How appropriate is refinancing of a mortgage loan
Those who opt in for refinancing as a technique to reduce the interest rates may not see the difference almost instantly, for reasons like the additional fee the lender would charge for the refinance loan and the penalty that the owner may have to pay the lender of the existing loan for closing it down before the due date. So that all goes in to make the buyer realize how important it is to evaluate the benefits and disadvantages of refinancing, in order to check for the suitability and correctness of the refinancing idea. Here are some points which will help you in your evaluation of whether refinancing is the right thing for you to do.

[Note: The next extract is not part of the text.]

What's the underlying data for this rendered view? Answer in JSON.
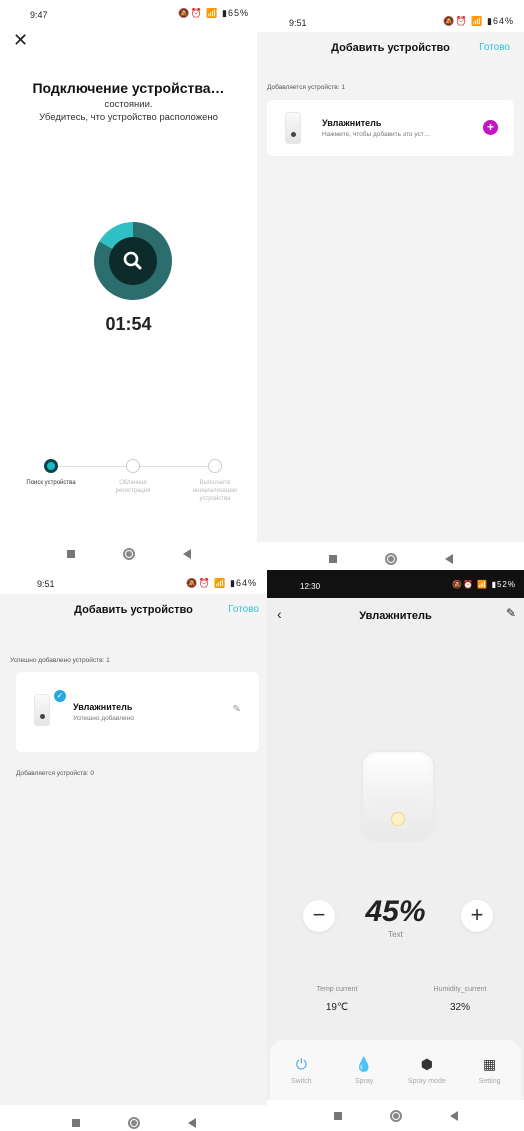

Give a thought to the time frame for which you plan to stay in this house. When you have short term plans to stay in the house you may be able to save any money. The saving would normally start after a year or two. Thus it is practical and sensible to opt in for refinancing only if you want to stay in the house for a long term, only then can you realize some visible benefits of the refinanced mortgage.
Evaluate the prepayment penalty that would apply when getting your home refinanced.
The penalty amount varies across lenders and at times the buyer may find that the savings he expects from getting his home refinanced may end up only in the to pay for the penalty charges. And even if he does make some savings in the process they may not be worth taking all the pains. The penalty may either be in the form of a percentage of the loan amount or it may be calculated as the interest on the amount for a certain number of months.
Make the details of the costs involved in the refinance mortgage. The lender will charge some fees on the new mortgage loan that you may take. The lender may also charge you with some discount points to have you on to a lower interest rate mortgage. The cost of getting a new loan will surely bring down your savings, but if the costs eat up a major chunk of your savings then it may not be a very viable thing to do.
The true cost of borrowing can be arrived at by the term of your loan, the interest rate, any applicable fee and the type of loan that is whether it is on a fixed rate basis or on an adjustable rate basis. The most ideal thing to compare loans would be the annual rate percent (APR) along with discount points and other applicable charges. APR calculations are standardized and all lenders have to follow the same calculation method. So it is one of the most preferred comparison scales, by the buyers.